Siau-hi-ji terdiam sejenak, mendadak ia menghela napas, katanya, “Kau memang pemberani. Baiklah, anggap aku yang kalah.”

“Hahaha, memang sudah kuketahui kau cuma main gertak belaka, masa aku dapat kau tipu?” seru Han-wan Sam-kong dengan terbahak-bahak.

“Baiklah, engkau sudah menang, sekarang lekaslah mencarikan seekor kutu busuk untukku,” kata Siau-hi-ji. “Tapi ingat, harus kutu busuk yang masih hidup. Jika seketika tak dapat kau temukan diriku, sementara boleh titip dulu di tempatmu kutu busuk itu, piaralah yang baik supaya gemuk. Aku cuma suka pada kutu busuk gemuk, tidak suka yang kurus.”

Untuk sejenak Han-wan Sam-kong jadi melenggong, ia tertawa, katanya, “Haha, tampaknya aku toh tetap tertipu olehmu, setan cilik, cuma kau saja yang dapat mengemukakan pertaruhan cara begini.”

Mendadak suara tertawanya berhenti, ia pandang bayangan punggung Siau-hi-ji dan menampilkan perasaan sedih, ia bergumam, “Apakah karena menyadari dirinya pasti akan gugur, makanya dia mengajak pertaruhan terakhir denganku?”

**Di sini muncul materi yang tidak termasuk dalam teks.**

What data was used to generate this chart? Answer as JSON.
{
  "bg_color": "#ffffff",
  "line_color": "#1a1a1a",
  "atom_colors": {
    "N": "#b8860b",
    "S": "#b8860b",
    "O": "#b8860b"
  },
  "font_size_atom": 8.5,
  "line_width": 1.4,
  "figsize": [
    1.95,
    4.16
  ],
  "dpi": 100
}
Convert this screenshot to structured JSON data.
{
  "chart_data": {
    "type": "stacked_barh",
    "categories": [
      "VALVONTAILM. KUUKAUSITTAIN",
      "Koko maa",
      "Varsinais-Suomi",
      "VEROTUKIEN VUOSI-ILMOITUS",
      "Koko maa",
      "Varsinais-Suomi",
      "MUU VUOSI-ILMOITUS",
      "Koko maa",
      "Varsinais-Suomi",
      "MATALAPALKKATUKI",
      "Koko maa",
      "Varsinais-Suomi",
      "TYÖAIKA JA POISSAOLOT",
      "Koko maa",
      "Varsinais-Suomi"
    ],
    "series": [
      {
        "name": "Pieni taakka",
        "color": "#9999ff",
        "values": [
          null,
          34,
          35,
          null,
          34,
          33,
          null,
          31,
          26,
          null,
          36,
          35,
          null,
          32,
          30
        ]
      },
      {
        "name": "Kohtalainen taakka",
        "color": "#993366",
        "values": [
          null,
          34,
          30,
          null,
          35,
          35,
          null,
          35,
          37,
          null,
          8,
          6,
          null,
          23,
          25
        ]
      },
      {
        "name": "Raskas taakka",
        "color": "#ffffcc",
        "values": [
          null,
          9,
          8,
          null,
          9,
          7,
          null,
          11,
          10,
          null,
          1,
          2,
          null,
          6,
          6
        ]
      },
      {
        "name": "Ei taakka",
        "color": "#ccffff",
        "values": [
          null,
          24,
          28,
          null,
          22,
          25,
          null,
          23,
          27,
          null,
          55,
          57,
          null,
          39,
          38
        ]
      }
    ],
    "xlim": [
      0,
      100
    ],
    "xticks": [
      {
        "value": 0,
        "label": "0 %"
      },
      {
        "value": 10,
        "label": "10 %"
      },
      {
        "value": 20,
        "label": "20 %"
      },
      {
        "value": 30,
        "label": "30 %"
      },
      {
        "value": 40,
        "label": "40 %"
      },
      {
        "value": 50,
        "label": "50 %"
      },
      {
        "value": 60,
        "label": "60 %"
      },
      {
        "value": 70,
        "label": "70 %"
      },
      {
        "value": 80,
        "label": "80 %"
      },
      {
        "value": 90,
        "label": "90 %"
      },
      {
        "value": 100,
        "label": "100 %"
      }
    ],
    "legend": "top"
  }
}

Dalam pada itu Siau-hi-ji sedang mendekati anggota keluarga besar Buyung, dengan tertawa ia menyapa, “Baik-baiklah kalian semua?”

Sebagai anggota tertua, Tan Hong-ciau mewakilkan para kerabatnya menjawab, “Terima kasih, kami semuanya baik-baik, semoga engkau pun baik-baik.”

Siau-hi-ji menghela napas, ucapnya, “Pertanyaanku ini sebenarnya tidak perlu kuajukan, jika kalian masing-masing bisa mempersunting istri cantik dan bijaksana begini, tentu saja segala sesuatunya berjalan dengan baik-baik.”

“Terima kasih atas pujianmu ....” dengan kikuk Buyung Siang menjawab.

Tiba-tiba Siau-hi-ji tertawa pula dan berkata, “Sebenarnya aku pun hampir menjadi sanak keluargamu, cuma sayang, agaknya aku memang tidak mempunyai rezeki sebesar itu.”

Buyung Siang seperti menghela napas gegetun, ucapnya dengan tertawa, “Ah, mungkin adik Kiu yang tidak ....” Dia tidak melanjutkan ucapannya, sebab dia tidak sanggup.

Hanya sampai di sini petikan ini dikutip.